Tom: Dem kann ich nur zustimmen. Und zum Punkt der Authentizität: Viele fangen ja im digitalen Raum an, anders zu sprechen oder sich anders zu verhalten. Bei uns gibt es nichts Aufgesetztes, nichts, was man abliest oder mal schnell irgendwo nebenbei herholt, sondern die Teilnehmer:innen merken das, was wir ihnen erzählen, tun wir aus vollster Überzeugung, aus jahrelanger Erfahrung. Das, glaube ich, gelingt uns sehr gut, auch im Digitalen. Und deswegen fühlen sich die Leute – so die Rückmeldung - auch bestätigt und hoch motiviert, weiterzumachen. Ich glaube, das ist das Erfolgsgeheimnis, das dem innewohnt. Das Zwischenmenschliche, wir sind so wie wir sind, bleiben dabei immer auf Augenhöhe und sind absolut präsent im Seminar.



Wie werdet ihr digitale und Präsenz-Seminare in Zukunft optimal kombinieren, um sowohl die Vorteile von digitalen als auch Präsenz-Seminaren zu nutzen und eine nachhaltige und interaktive Lernumgebung zu schaffen?

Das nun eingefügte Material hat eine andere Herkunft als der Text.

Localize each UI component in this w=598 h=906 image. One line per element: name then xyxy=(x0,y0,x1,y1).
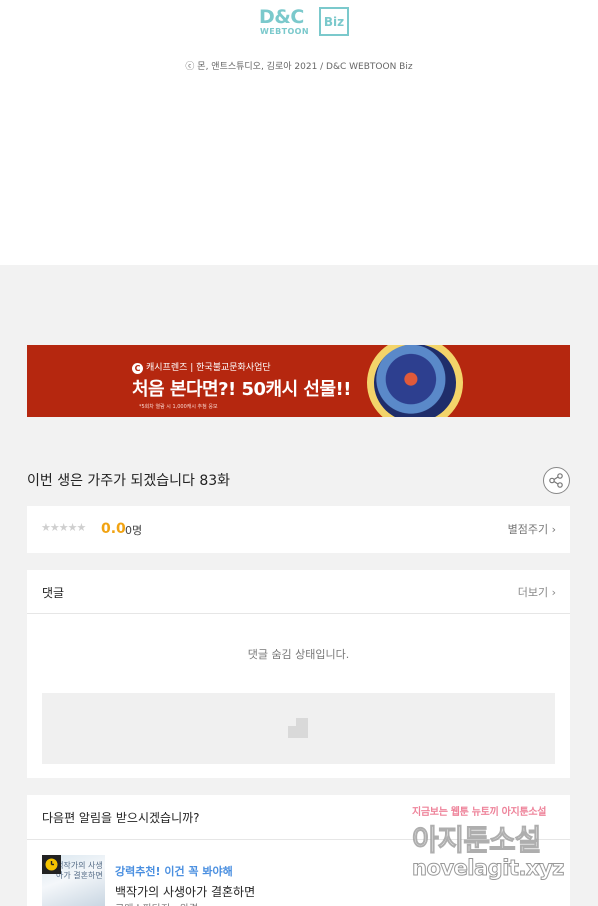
share-icon xyxy=(549,473,563,488)
comment-placeholder xyxy=(42,693,555,764)
copyright-text: ⓒ 몬, 앤트스튜디오, 김로아 2021 / D&C WEBTOON Biz xyxy=(185,62,413,72)
episode-title: 이번 생은 가주가 되겠습니다 83화 xyxy=(27,473,231,489)
clock-icon xyxy=(45,858,58,871)
watermark-url: novelagit.xyz xyxy=(412,856,565,881)
logo-text: D&C xyxy=(259,6,304,28)
image-placeholder-icon xyxy=(288,718,308,738)
banner-note: *5회차 열람 시 1,000캐시 추첨 응모 xyxy=(139,404,218,410)
next-episode-question: 다음편 알림을 받으시겠습니까? xyxy=(42,811,200,825)
thumbnail-title: 백작가의 사생아가 결혼하면 xyxy=(56,861,103,880)
clock-badge xyxy=(42,855,61,874)
rating-count: 0명 xyxy=(125,524,143,537)
logo-badge: Biz xyxy=(319,7,349,36)
recommended-thumbnail[interactable]: 백작가의 사생아가 결혼하면 xyxy=(42,855,105,906)
viewer-end-area: D&C WEBTOON Biz ⓒ 몬, 앤트스튜디오, 김로아 2021 / … xyxy=(0,0,598,265)
comments-title: 댓글 xyxy=(42,586,65,600)
rating-score: 0.0 xyxy=(101,521,126,537)
dragon-illustration-icon xyxy=(367,345,463,417)
share-button[interactable] xyxy=(543,467,570,494)
banner-brand-text: 캐시프렌즈 | 한국불교문화사업단 xyxy=(146,363,271,373)
comments-header: 댓글 더보기 › xyxy=(27,570,570,614)
dc-webtoon-logo: D&C WEBTOON Biz xyxy=(259,6,351,38)
watermark-line2: 아지툰소설 xyxy=(411,823,541,858)
banner-headline: 처음 본다면?! 50캐시 선물!! xyxy=(132,379,351,400)
logo-subtext: WEBTOON xyxy=(260,27,309,36)
recommended-subtitle: 로맨스판타지 · 완결 xyxy=(115,900,315,906)
recommend-label: 강력추천! 이건 꼭 봐야해 xyxy=(115,865,233,878)
cashfriends-logo-icon: C xyxy=(132,363,143,374)
rate-button[interactable]: 별점주기 › xyxy=(508,521,556,537)
rating-stars-icon: ★★★★★ xyxy=(41,521,86,534)
watermark-line1: 지금보는 웹툰 뉴토끼 아지툰소설 xyxy=(412,807,547,818)
site-watermark: 지금보는 웹툰 뉴토끼 아지툰소설 아지툰소설 novelagit.xyz xyxy=(408,803,580,893)
comments-card: 댓글 더보기 › 댓글 숨김 상태입니다. xyxy=(27,570,570,778)
banner-brand: C 캐시프렌즈 | 한국불교문화사업단 xyxy=(132,360,271,374)
promo-banner[interactable]: C 캐시프렌즈 | 한국불교문화사업단 처음 본다면?! 50캐시 선물!! *5… xyxy=(27,345,570,417)
rating-card: ★★★★★ 0.0 0명 별점주기 › xyxy=(27,506,570,553)
recommended-title[interactable]: 백작가의 사생아가 결혼하면 xyxy=(115,883,255,900)
comments-hidden-message: 댓글 숨김 상태입니다. xyxy=(247,648,350,661)
comments-more-link[interactable]: 더보기 › xyxy=(518,584,556,600)
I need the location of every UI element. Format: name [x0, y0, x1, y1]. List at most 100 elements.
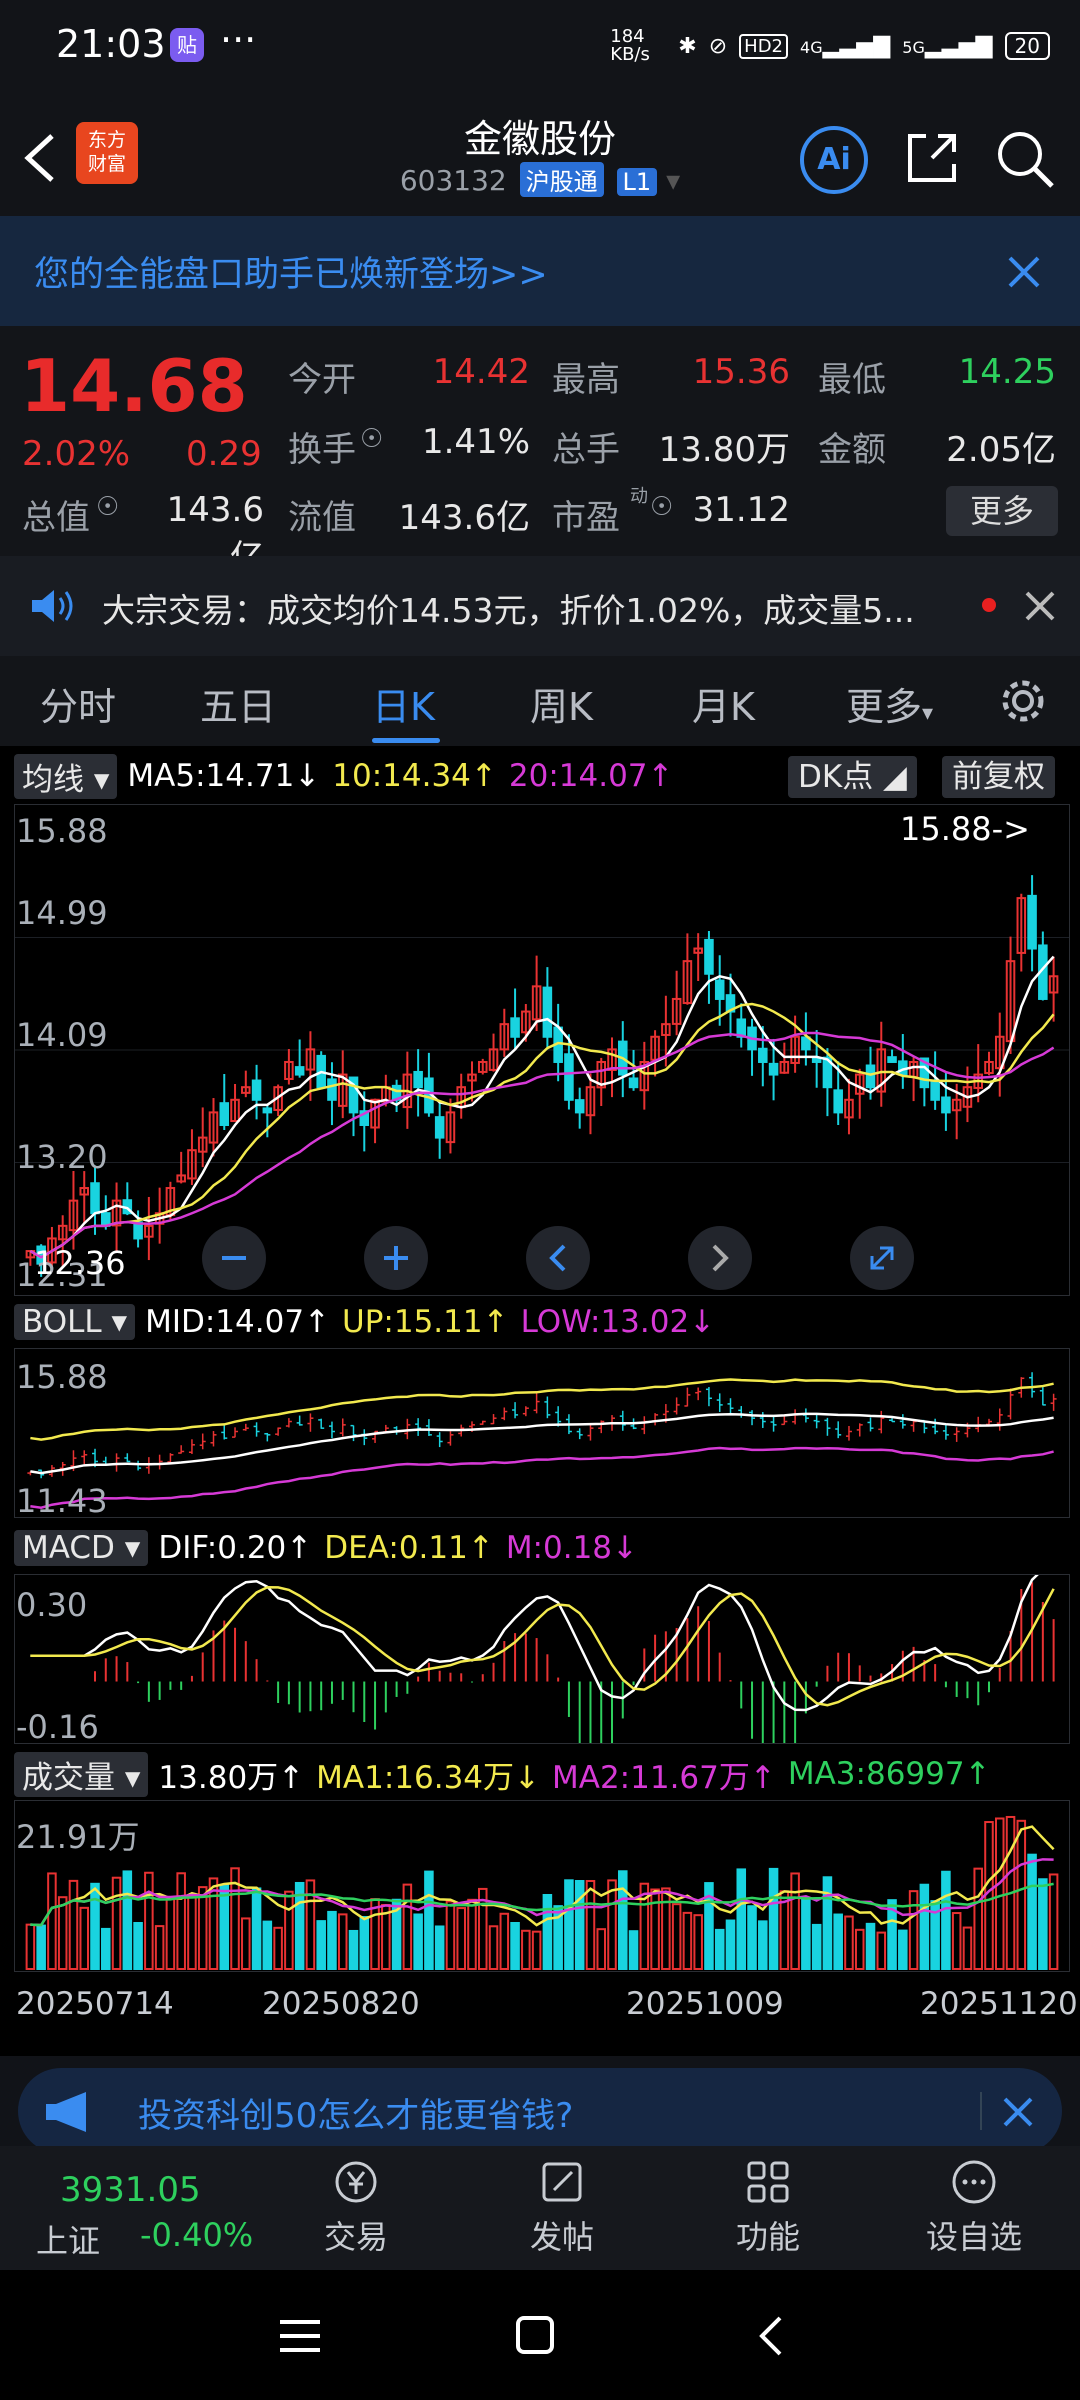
banner-text[interactable]: 您的全能盘口助手已焕新登场>>	[34, 246, 548, 297]
volume-bar	[424, 1870, 434, 1970]
ad-text[interactable]: 投资科创50怎么才能更省钱?	[138, 2088, 573, 2137]
close-icon[interactable]	[1006, 254, 1042, 290]
home-icon[interactable]	[514, 2314, 556, 2356]
boll-chart	[27, 1372, 1057, 1509]
block-trade-text[interactable]: 大宗交易：成交均价14.53元，折价1.02%，成交量5...	[102, 584, 915, 632]
volume-panel[interactable]	[14, 1800, 1070, 1972]
candle-body	[294, 1066, 305, 1076]
volume-y-top: 21.91万	[16, 1818, 140, 1856]
boll-select[interactable]: BOLL ▾	[14, 1304, 136, 1340]
macd-select[interactable]: MACD ▾	[14, 1530, 149, 1566]
dk-point-button[interactable]: DK点 ◢	[788, 756, 917, 798]
vol-ma3-line	[30, 1882, 1054, 1927]
candle-body	[704, 938, 714, 975]
volume-bar	[370, 1898, 380, 1970]
nav-watchlist[interactable]: 设自选	[904, 2158, 1044, 2258]
scroll-right-button[interactable]	[688, 1226, 752, 1290]
volume-ma3: MA3:86997↑	[787, 1756, 991, 1792]
volume-bar	[585, 1879, 596, 1970]
level-tag[interactable]: L1	[616, 168, 658, 196]
y-label-3: 14.09	[16, 1016, 108, 1054]
volume-bar	[413, 1913, 423, 1970]
volume-select[interactable]: 成交量 ▾	[14, 1751, 149, 1797]
ma10-line	[29, 1002, 1055, 1259]
search-icon[interactable]	[996, 130, 1056, 190]
tab-weekly-k[interactable]: 周K	[530, 676, 593, 731]
volume-bar	[176, 1872, 186, 1970]
boll-y-bottom: 11.43	[16, 1482, 108, 1520]
adjust-button[interactable]: 前复权	[942, 756, 1055, 798]
nav-post[interactable]: 发帖	[492, 2158, 632, 2258]
candle-body	[327, 1078, 337, 1101]
tab-monthly-k[interactable]: 月K	[692, 676, 755, 731]
nav-function[interactable]: 功能	[698, 2158, 838, 2258]
volume-bar	[456, 1907, 466, 1971]
ai-icon[interactable]: Ai	[800, 126, 868, 194]
tab-more[interactable]: 更多▾	[846, 676, 933, 731]
tab-five-day[interactable]: 五日	[200, 676, 276, 731]
candle-body	[865, 1064, 876, 1089]
volume-bar	[628, 1930, 639, 1970]
stock-header: 东方 财富 金徽股份 603132 沪股通 L1 ▾ Ai	[0, 96, 1080, 216]
gear-icon[interactable]	[998, 676, 1048, 726]
index-value[interactable]: 3931.05	[60, 2170, 201, 2210]
x-date-1: 20250714	[16, 1986, 174, 2022]
share-icon[interactable]	[904, 130, 960, 186]
candle-body	[542, 986, 553, 1038]
info-icon[interactable]: ☉	[96, 492, 119, 522]
volume-bar	[564, 1879, 574, 1970]
block-trade-bar[interactable]: 大宗交易：成交均价14.53元，折价1.02%，成交量5...	[0, 556, 1080, 656]
more-button[interactable]: 更多	[946, 486, 1058, 536]
candle-body	[768, 1062, 779, 1076]
status-time: 21:03	[56, 22, 166, 66]
volume-bar	[1016, 1819, 1027, 1970]
bluetooth-icon: ✱	[678, 33, 697, 59]
volume-bar	[714, 1928, 725, 1971]
volume-bar	[111, 1876, 122, 1970]
index-change[interactable]: -0.40%	[140, 2216, 253, 2254]
kline-panel[interactable]	[14, 804, 1070, 1296]
x-date-3: 20251009	[626, 1986, 784, 2022]
ma5-value: MA5:14.71↓	[127, 758, 321, 794]
volume-bar	[68, 1879, 79, 1970]
menu-icon[interactable]	[276, 2316, 324, 2356]
macd-panel[interactable]	[14, 1556, 1070, 1785]
scroll-left-button[interactable]	[526, 1226, 590, 1290]
candle-body	[714, 979, 725, 1000]
min-price-mark: 12.36	[34, 1244, 126, 1282]
dropdown-icon[interactable]: ▾	[666, 164, 680, 197]
ma-select[interactable]: 均线 ▾	[14, 753, 118, 799]
volume-bar	[607, 1879, 617, 1970]
candle-body	[510, 1017, 520, 1038]
macd-chart	[30, 1556, 1055, 1785]
volume-bar	[822, 1876, 833, 1970]
ma10-value: 10:14.34↑	[332, 758, 497, 794]
ma-select-label: 均线	[22, 761, 84, 798]
info-icon[interactable]: ☉	[360, 424, 383, 454]
close-icon[interactable]	[1002, 2096, 1034, 2128]
index-name[interactable]: 上证	[36, 2216, 100, 2262]
close-icon[interactable]	[1024, 590, 1056, 622]
dif-line	[30, 1556, 1055, 1712]
boll-panel[interactable]	[14, 1348, 1070, 1518]
zoom-in-button[interactable]	[364, 1226, 428, 1290]
volume-bar	[994, 1817, 1005, 1970]
ad-bar[interactable]: 投资科创50怎么才能更省钱?	[18, 2068, 1062, 2154]
volume-bar	[241, 1917, 251, 1970]
info-icon[interactable]: ☉	[650, 492, 673, 522]
volume-bar	[359, 1915, 370, 1970]
back-nav-icon[interactable]	[756, 2314, 786, 2358]
grid-icon	[747, 2161, 789, 2203]
turnover-value: 1.41%	[421, 422, 530, 462]
macd-y-bottom: -0.16	[16, 1708, 99, 1746]
volume-bar	[693, 1914, 703, 1970]
fullscreen-button[interactable]	[850, 1226, 914, 1290]
candle-body	[251, 1079, 262, 1101]
tab-daily-k[interactable]: 日K	[372, 676, 435, 731]
candle-body	[574, 1099, 585, 1114]
helper-banner[interactable]: 您的全能盘口助手已焕新登场>>	[0, 216, 1080, 326]
nav-trade[interactable]: 交易	[286, 2158, 426, 2258]
candle-body	[833, 1089, 843, 1114]
tab-intraday[interactable]: 分时	[40, 676, 116, 731]
zoom-out-button[interactable]	[202, 1226, 266, 1290]
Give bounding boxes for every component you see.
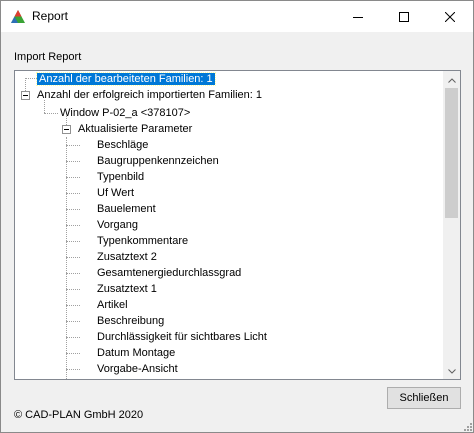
- tree-line: [66, 241, 80, 242]
- tree-leaf-param[interactable]: Typenbild: [95, 169, 146, 185]
- vertical-scrollbar[interactable]: [443, 71, 460, 379]
- maximize-icon: [399, 11, 409, 22]
- window-title: Report: [32, 9, 69, 23]
- scroll-up-button[interactable]: [443, 71, 460, 88]
- maximize-button[interactable]: [381, 1, 427, 32]
- tree-leaf-param[interactable]: Typenkommentare: [95, 233, 190, 249]
- title-bar[interactable]: Report: [1, 1, 473, 32]
- tree-node-label: Anzahl der bearbeiteten Familien: 1: [36, 72, 216, 86]
- tree-line: [66, 369, 80, 370]
- tree-leaf-param[interactable]: Zusatztext 2: [95, 249, 159, 265]
- tree-node-label: Bauelement: [97, 203, 156, 215]
- tree-line: [66, 225, 80, 226]
- tree-line: [66, 257, 80, 258]
- tree-node-label: Uf Wert: [97, 187, 135, 199]
- tree-content: Anzahl der bearbeiteten Familien: 1 Anza…: [15, 71, 443, 379]
- tree-node-label: Zusatztext 2: [97, 251, 157, 263]
- tree-line: [66, 273, 80, 274]
- tree-leaf-param[interactable]: Artikel: [95, 297, 130, 313]
- tree-node-imported-families[interactable]: Anzahl der erfolgreich importierten Fami…: [35, 87, 264, 103]
- tree-node-label: Durchlässigkeit für sichtbares Licht: [97, 331, 267, 343]
- tree-node-label: Zusatztext 1: [97, 283, 157, 295]
- tree-node-label: Anzahl der erfolgreich importierten Fami…: [37, 89, 262, 101]
- tree-line: [66, 321, 80, 322]
- tree-node-label: Baugruppenkennzeichen: [97, 155, 219, 167]
- tree-line: [44, 113, 58, 114]
- scroll-down-button[interactable]: [443, 362, 460, 379]
- tree-line: [66, 353, 80, 354]
- tree-leaf-param[interactable]: Baugruppenkennzeichen: [95, 153, 221, 169]
- tree-leaf-param[interactable]: Durchlässigkeit für sichtbares Licht: [95, 329, 269, 345]
- tree-line: [66, 145, 80, 146]
- tree-leaf-param[interactable]: Beschläge: [95, 137, 150, 153]
- import-report-label: Import Report: [14, 51, 82, 63]
- tree-node-label: Window P-02_a <378107>: [60, 107, 191, 119]
- chevron-down-icon: [447, 365, 456, 377]
- tree-line: [25, 78, 37, 79]
- tree-node-label: Beschläge: [97, 139, 149, 151]
- tree-node-label: Aktualisierte Parameter: [78, 123, 193, 135]
- tree-node-label: Beschreibung: [97, 315, 165, 327]
- collapse-icon[interactable]: [21, 91, 30, 100]
- scrollbar-thumb[interactable]: [445, 88, 458, 218]
- tree-node-label: Typenbild: [97, 171, 145, 183]
- close-icon: [445, 11, 455, 22]
- tree-line: [66, 209, 80, 210]
- close-button[interactable]: Schließen: [387, 387, 461, 409]
- report-window: Report Import Report Anzahl der bearbeit…: [0, 0, 474, 433]
- tree-leaf-param[interactable]: Vorgang: [95, 217, 140, 233]
- tree-node-label: Vorgabe-Ansicht: [97, 363, 178, 375]
- tree-line: [66, 337, 80, 338]
- tree-node-processed-families[interactable]: Anzahl der bearbeiteten Familien: 1: [36, 71, 216, 87]
- tree-leaf-param[interactable]: Beschreibung: [95, 313, 166, 329]
- tree-node-window[interactable]: Window P-02_a <378107>: [58, 105, 192, 121]
- tree-leaf-param[interactable]: Gesamtenergiedurchlassgrad: [95, 265, 243, 281]
- tree-line: [66, 289, 80, 290]
- minimize-button[interactable]: [335, 1, 381, 32]
- tree-node-label: Datum Montage: [97, 347, 176, 359]
- tree-line: [66, 193, 80, 194]
- tree-node-updated-parameters[interactable]: Aktualisierte Parameter: [76, 121, 194, 137]
- report-tree[interactable]: Anzahl der bearbeiteten Familien: 1 Anza…: [14, 70, 461, 380]
- chevron-up-icon: [447, 74, 456, 86]
- tree-line: [66, 161, 80, 162]
- tree-line: [66, 177, 80, 178]
- tree-leaf-param[interactable]: Datum Montage: [95, 345, 177, 361]
- tree-leaf-param[interactable]: Uf Wert: [95, 185, 136, 201]
- tree-leaf-param[interactable]: Bauelement: [95, 201, 158, 217]
- collapse-icon[interactable]: [62, 125, 71, 134]
- tree-node-label: Artikel: [97, 299, 128, 311]
- tree-line: [66, 137, 67, 379]
- tree-leaf-param[interactable]: Zusatztext 1: [95, 281, 159, 297]
- tree-leaf-param[interactable]: Vorgabe-Ansicht: [95, 361, 180, 377]
- close-window-button[interactable]: [427, 1, 473, 32]
- tree-node-label: Typenkommentare: [97, 235, 189, 247]
- copyright-text: © CAD-PLAN GmbH 2020: [14, 409, 144, 421]
- tree-line: [66, 305, 80, 306]
- minimize-icon: [353, 12, 363, 22]
- cad-plan-logo-icon: [10, 9, 26, 25]
- resize-grip-icon[interactable]: [461, 420, 473, 432]
- tree-node-label: Vorgang: [97, 219, 138, 231]
- tree-node-label: Gesamtenergiedurchlassgrad: [97, 267, 242, 279]
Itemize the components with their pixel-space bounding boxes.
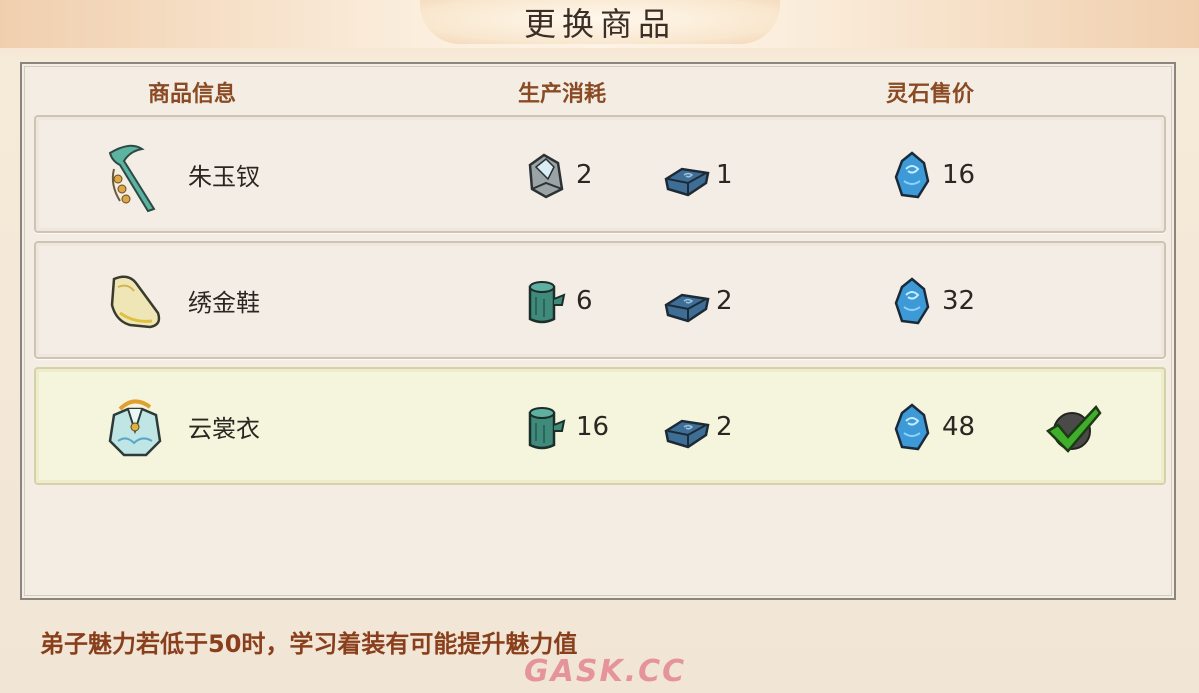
goods-panel: 商品信息 生产消耗 灵石售价 朱玉钗 2 1 16 绣金鞋 6 2 32 云裳衣… bbox=[20, 62, 1176, 600]
cost-2-amount: 1 bbox=[716, 160, 733, 190]
price: 32 bbox=[888, 275, 975, 327]
goods-row-3[interactable]: 云裳衣 16 2 48 bbox=[34, 367, 1166, 485]
watermark: GASK.CC bbox=[524, 654, 687, 689]
crystal-ore-icon bbox=[528, 153, 564, 199]
goods-name: 绣金鞋 bbox=[188, 289, 260, 317]
goods-name: 朱玉钗 bbox=[188, 163, 260, 191]
charm-hint-text: 弟子魅力若低于50时，学习着装有可能提升魅力值 bbox=[40, 630, 578, 658]
page-title: 更换商品 bbox=[523, 5, 676, 43]
iron-ingot-icon bbox=[664, 167, 710, 197]
cost-2-amount: 2 bbox=[716, 412, 733, 442]
header-spirit-stone-price: 灵石售价 bbox=[886, 82, 975, 107]
header-goods-info: 商品信息 bbox=[148, 82, 237, 107]
cost-1: 2 bbox=[522, 149, 593, 201]
price-amount: 32 bbox=[942, 286, 976, 316]
spirit-stone-icon bbox=[894, 403, 930, 451]
cost-1-amount: 2 bbox=[576, 160, 593, 190]
spirit-stone-icon bbox=[894, 151, 930, 199]
title-plaque: 更换商品 bbox=[420, 0, 780, 44]
goods-row-1[interactable]: 朱玉钗 2 1 16 bbox=[34, 115, 1166, 233]
cost-2: 2 bbox=[662, 275, 733, 327]
header-production-cost: 生产消耗 bbox=[518, 82, 607, 107]
checkmark-icon bbox=[1045, 404, 1102, 453]
iron-ingot-icon bbox=[664, 419, 710, 449]
wood-log-icon bbox=[528, 281, 566, 324]
goods-row-2[interactable]: 绣金鞋 6 2 32 bbox=[34, 241, 1166, 359]
iron-ingot-icon bbox=[664, 293, 710, 323]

Tom: Wir haben tatsächlich erst kürzlich genau darüber im Referent:innen-Arbeitskreis gesprochen und uns gefragt, welche Lehren wir für uns ziehen. Wir haben uns für den Moment dagegen entschieden, Seminare in hybrider Form anzubieten. Einfach aus dem Grund, weil die Umsetzung nach unserem Verständnis aktuell, personell und technisch zu aufwändig ist, wenn wir unserem Anspruch gerecht werden wollen. Anders gesagt, wir werden die digitalen Seminare weiter anbieten, weil wir erkannt haben, dass wir damit Menschen erreichen, die sonst nicht kommen können, wie der erwähnte alleinerziehende Vater.


Clemens: Was wir jetzt anfangen werden, ist digitale Elemente in Präsenzseminare zu integrieren und zum Beispiel die Geschäftsstelle digital zuzuschalten. Wir machen sozusagen Cherrypicking. Insgesamt wollen wir stärker die Frage verankern, wo bietet sich ein Mehrwert durch das Digitale. Denn immer dann, wenn das Ganze einen Mehrwert hat, dann leuchtet es nicht nur mir, sondern auch anderen ein. Und dann entsteht eine gelebte, digitale Kultur. Und da wollen wir hin.

Für alle, die ebenfalls überlegen, einige ihrer Seminare zu digitalisieren: Was empfehlt ihr ihnen? Clemens: Da kann ich nur wiederholen: Denkt bei der Konzeption vom Ziel her. Und nehmt euch die Zeit, und die werden ihr brauchen, wirklich neu zu denken. Die Frage muss sein: Welches Format eignet sich wofür aus welchen Gründen am besten? Der Fokus soll dabei auf den Menschen und nicht auf Zeit- oder Kostenersparnis gelegt werden.

Lieber Tom, lieber Clemens. Wir danken für das Gespräch


Thomas Obermeier ist Sachbearbeiter beim Betriebsrat bei Audi in Ingolstadt und das Bindeglied zwischen dem Betriebsrat, der Belegschaft und der Geschäftsstelle und ist damit einer der Ersten, der weiß, wo es brennt. Er ist außerdem langjähriges Mitglied des Referenten-Arbeitskreises der Geschäftsstelle Ingolstadt.



Dr. Clemens Oberhauser ist Pädagoge für Erwachsenenbildung und außerschulische Jugendbildung sowie ebenfalls langjähriges Mitglied des Referenten-Arbeitskreises. Über ein Böckler Stipendium hat er studiert und sich intensiv mit E-Learning und Blended Learning beschäftigt.